Over at the modeling languages website, Scott Finnie has started a number of posts detailing his point of view on the status of model driven approaches. He concludes his first post with the statement “No wonder we’re in a pickle.”. Reading that, I myself was wondering that I don’t feel in a pickle at all.
Since the comment section of modeling-languages.com has limited formatting for a longish post, I’d like to put forward my 2c here.
Yes, model driven is not as visible and hyped as many other current technologies and, compared to the entire software industry, its percentual usage might not be impressing. But looking at my focus industry, automotive, I think we have come a long way in the last 10 years.
Model-Driven development is an important and accepted part of the automotive engineer’s toolbox. Most of the industry thinks of ML/SL and Ascet when hearing of the MD* terms. But actually there are so many other modeling techniques in use.
Architecture models are one of the strongest trends, not the least driven by the AUTOSAR standard. But even aside (or complementary to) AUTOSAR, the industry is investing in architecture models in UML or DSLs, often in connection with feature modeling and functional modeling. Code is generated from those architectural models, with the implementation being generated from ML/SL, Ascet, state machines or being written manually. Quality of the engineering data is improving noticeably through this approach.
Companies introduce their custom DSLs to model architecture, network communication, test cases, variants and generate a huge set of artefacts from that. Models and transformations are being used to connect the AUTOSAR domain to the infotainment domain by transformations to/and from Genivi’s Franca, itself being used to generate code for the infotainment platform.

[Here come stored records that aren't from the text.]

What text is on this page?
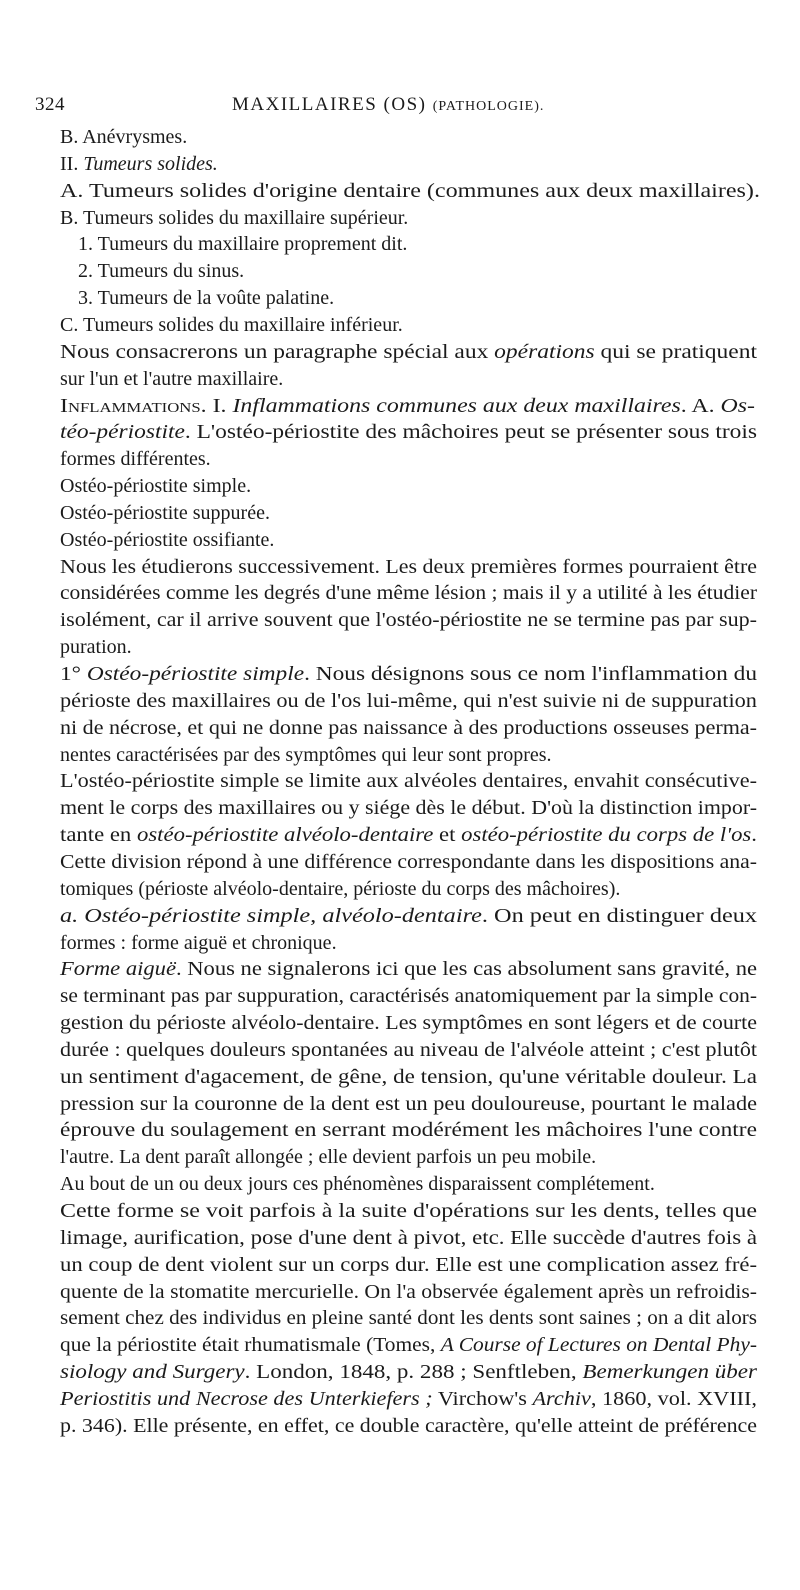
324	MAXILLAIRES (OS) (PATHOLOGIE).
B. Anévrysmes.
II. Tumeurs solides.
A. Tumeurs solides d'origine dentaire (communes aux deux maxillaires).
B. Tumeurs solides du maxillaire supérieur.
1. Tumeurs du maxillaire proprement dit.
2. Tumeurs du sinus.
3. Tumeurs de la voûte palatine.
C. Tumeurs solides du maxillaire inférieur.
Nous consacrerons un paragraphe spécial aux opérations qui se pratiquent
sur l'un et l'autre maxillaire.
Inflammations. I. Inflammations communes aux deux maxillaires. A. Os-
téo-périostite. L'ostéo-périostite des mâchoires peut se présenter sous trois
formes différentes.
Ostéo-périostite simple.
Ostéo-périostite suppurée.
Ostéo-périostite ossifiante.
Nous les étudierons successivement. Les deux premières formes pourraient être
considérées comme les degrés d'une même lésion ; mais il y a utilité à les étudier
isolément, car il arrive souvent que l'ostéo-périostite ne se termine pas par sup-
puration.
1° Ostéo-périostite simple. Nous désignons sous ce nom l'inflammation du
périoste des maxillaires ou de l'os lui-même, qui n'est suivie ni de suppuration
ni de nécrose, et qui ne donne pas naissance à des productions osseuses perma-
nentes caractérisées par des symptômes qui leur sont propres.
L'ostéo-périostite simple se limite aux alvéoles dentaires, envahit consécutive-
ment le corps des maxillaires ou y siége dès le début. D'où la distinction impor-
tante en ostéo-périostite alvéolo-dentaire et ostéo-périostite du corps de l'os.
Cette division répond à une différence correspondante dans les dispositions ana-
tomiques (périoste alvéolo-dentaire, périoste du corps des mâchoires).
a. Ostéo-périostite simple, alvéolo-dentaire. On peut en distinguer deux
formes : forme aiguë et chronique.
Forme aiguë. Nous ne signalerons ici que les cas absolument sans gravité, ne
se terminant pas par suppuration, caractérisés anatomiquement par la simple con-
gestion du périoste alvéolo-dentaire. Les symptômes en sont légers et de courte
durée : quelques douleurs spontanées au niveau de l'alvéole atteint ; c'est plutôt
un sentiment d'agacement, de gêne, de tension, qu'une véritable douleur. La
pression sur la couronne de la dent est un peu douloureuse, pourtant le malade
éprouve du soulagement en serrant modérément les mâchoires l'une contre
l'autre. La dent paraît allongée ; elle devient parfois un peu mobile.
Au bout de un ou deux jours ces phénomènes disparaissent complétement.
Cette forme se voit parfois à la suite d'opérations sur les dents, telles que
limage, aurification, pose d'une dent à pivot, etc. Elle succède d'autres fois à
un coup de dent violent sur un corps dur. Elle est une complication assez fré-
quente de la stomatite mercurielle. On l'a observée également après un refroidis-
sement chez des individus en pleine santé dont les dents sont saines ; on a dit alors
que la périostite était rhumatismale (Tomes, A Course of Lectures on Dental Phy-
siology and Surgery. London, 1848, p. 288 ; Senftleben, Bemerkungen über
Periostitis und Necrose des Unterkiefers ; Virchow's Archiv, 1860, vol. XVIII,
p. 346). Elle présente, en effet, ce double caractère, qu'elle atteint de préférence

Model Driven approaches are popping up everywhere and a lot has happened in the past few years. One of the key factors for that development, in my point of view, is the availability of low-cost, accessible tooling and I would consider two tools to be most influential in this regard
- Enterprise Architect made UML modeling available at a reasonable price, opening it up to a much wider market. That made it possible for more projects and individual to build their MDSD approach based on UML and (custom) generators.
- Xtext made a great framework and tool for domain specific languages available at no cost to companies, projects and enthusiasts. It is always fun and amazing to come into an existing project and find what many teams have already built on Xtext. Xtext itself of course is standing on the shoulder of giants, Eclipse and the Eclipse Modeling Framework (EMF).
Maybe Eclipse Sirius will be able to do for Graphical DSLs what Xtext has done for textual modeling. 15 years ago I was working for a company that offered UML-modelling and one of the first template-based code generation technologies at a high price. The situation is completely different now – and very enjoyable.